The next night O’Leary brought Dillinger his cough syrup and a pint of whiskey. Both Dillinger’s health and his mood were improved, and his spirits lifted further when O’Leary handed him a note from Frechette, who remained in a St. Paul jail cell. In it, O’Leary recalled, Billie beseeched Dillinger not to attempt her rescue. She would only be killed. She promised to do her time in prison and meet him afterward. Dillinger appeared moved. He handed O’Leary a letter for Billie, plus $600 in cash for Piquett. Afterward O’Leary opened and read Dillinger’s note. In it Dillinger expressed his love for Billie, offered again to rescue her and asked to die in her arms.
21
 
 
While the nation thrilled to stories of Dillinger’s exploits, another, far less public pursuit was under way in the Southwest. Inexorably, Frank Hamer was closing in on Bonnie and Clyde.

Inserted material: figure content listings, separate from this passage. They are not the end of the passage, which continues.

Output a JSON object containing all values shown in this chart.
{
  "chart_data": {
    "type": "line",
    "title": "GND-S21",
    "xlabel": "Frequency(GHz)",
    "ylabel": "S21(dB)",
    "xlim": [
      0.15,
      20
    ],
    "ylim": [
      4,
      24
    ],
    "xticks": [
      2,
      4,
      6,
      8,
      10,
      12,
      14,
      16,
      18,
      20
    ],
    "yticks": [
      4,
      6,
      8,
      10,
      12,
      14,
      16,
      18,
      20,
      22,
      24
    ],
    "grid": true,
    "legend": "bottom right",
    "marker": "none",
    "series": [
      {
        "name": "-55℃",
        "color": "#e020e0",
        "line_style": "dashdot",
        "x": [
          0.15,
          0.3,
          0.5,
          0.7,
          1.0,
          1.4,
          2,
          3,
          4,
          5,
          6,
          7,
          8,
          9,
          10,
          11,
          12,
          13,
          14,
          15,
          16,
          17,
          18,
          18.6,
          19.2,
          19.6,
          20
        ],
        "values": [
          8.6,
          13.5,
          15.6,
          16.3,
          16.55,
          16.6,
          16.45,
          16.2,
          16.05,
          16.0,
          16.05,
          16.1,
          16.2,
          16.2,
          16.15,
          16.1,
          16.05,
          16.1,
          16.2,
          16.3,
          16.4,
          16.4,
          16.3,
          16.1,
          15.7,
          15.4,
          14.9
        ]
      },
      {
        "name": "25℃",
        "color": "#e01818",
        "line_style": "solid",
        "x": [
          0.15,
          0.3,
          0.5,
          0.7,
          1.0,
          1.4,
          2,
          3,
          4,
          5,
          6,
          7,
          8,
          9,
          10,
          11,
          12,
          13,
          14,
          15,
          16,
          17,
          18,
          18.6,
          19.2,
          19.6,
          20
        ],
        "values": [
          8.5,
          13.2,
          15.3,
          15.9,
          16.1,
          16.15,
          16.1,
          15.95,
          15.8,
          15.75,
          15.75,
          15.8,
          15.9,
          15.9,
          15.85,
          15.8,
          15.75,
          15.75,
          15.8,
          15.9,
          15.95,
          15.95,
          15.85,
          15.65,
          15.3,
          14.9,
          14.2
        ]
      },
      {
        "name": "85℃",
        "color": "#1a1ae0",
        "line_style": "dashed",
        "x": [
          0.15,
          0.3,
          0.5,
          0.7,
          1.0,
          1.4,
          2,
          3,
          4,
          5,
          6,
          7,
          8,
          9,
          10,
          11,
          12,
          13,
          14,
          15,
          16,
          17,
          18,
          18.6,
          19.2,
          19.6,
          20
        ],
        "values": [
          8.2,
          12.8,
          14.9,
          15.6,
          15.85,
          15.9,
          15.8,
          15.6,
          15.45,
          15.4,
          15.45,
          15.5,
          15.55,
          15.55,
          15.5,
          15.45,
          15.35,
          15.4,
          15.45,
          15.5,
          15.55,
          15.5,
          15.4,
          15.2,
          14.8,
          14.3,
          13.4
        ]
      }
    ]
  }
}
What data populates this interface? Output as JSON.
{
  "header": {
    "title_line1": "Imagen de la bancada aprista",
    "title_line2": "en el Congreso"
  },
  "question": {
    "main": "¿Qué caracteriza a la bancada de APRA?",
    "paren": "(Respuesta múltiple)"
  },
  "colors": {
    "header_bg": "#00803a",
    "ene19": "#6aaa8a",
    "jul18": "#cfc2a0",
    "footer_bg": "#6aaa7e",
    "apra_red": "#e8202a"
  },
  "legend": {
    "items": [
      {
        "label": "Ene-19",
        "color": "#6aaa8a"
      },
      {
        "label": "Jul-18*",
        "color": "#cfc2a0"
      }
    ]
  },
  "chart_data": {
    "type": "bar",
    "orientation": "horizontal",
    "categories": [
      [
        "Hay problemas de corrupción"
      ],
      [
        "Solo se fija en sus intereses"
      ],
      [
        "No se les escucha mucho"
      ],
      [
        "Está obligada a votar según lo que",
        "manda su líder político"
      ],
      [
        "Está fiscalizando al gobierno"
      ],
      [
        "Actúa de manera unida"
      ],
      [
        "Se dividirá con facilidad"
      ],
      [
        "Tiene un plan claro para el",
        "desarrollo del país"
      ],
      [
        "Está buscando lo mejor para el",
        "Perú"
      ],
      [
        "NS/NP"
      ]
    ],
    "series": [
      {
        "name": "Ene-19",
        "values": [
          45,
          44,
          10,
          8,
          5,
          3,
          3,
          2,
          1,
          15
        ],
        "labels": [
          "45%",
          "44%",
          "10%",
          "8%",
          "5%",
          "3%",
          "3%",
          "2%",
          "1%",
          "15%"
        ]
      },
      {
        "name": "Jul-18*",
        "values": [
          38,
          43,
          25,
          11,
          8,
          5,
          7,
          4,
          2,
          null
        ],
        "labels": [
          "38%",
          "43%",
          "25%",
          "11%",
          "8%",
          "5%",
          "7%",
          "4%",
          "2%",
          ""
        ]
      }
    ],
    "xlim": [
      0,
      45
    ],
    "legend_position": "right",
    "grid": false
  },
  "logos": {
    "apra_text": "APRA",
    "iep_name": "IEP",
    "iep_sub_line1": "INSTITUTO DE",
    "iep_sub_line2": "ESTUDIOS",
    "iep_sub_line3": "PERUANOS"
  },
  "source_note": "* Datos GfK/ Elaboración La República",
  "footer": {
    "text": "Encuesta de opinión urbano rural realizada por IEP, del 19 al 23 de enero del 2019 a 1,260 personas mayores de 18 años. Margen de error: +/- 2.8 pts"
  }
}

The two manhunts were a study in contrasts. Newspapers from Chicago to London treated Dillinger as an international phenomenon, bringing in psychologists and sociologists to render opinions on his significance, but northern journalists all but ignored Bonnie and Clyde. Though they remained front-page news in Dallas, the couple’s crimes typically rated no more than five or six paragraphs in the New York and Chicago papers. Sunday features on Dillinger in places like Pittsburgh and Buffalo carried sidebars introducing readers to Clyde or Pretty Boy Floyd; both were treated as minor-league outlaws, gas-station bandits doing battle with hick sheriffs. Bonnie was seldom mentioned at all; her fame would be largely posthumous. No one, not even their fellow public enemies, gave Bonnie and Clyde respect.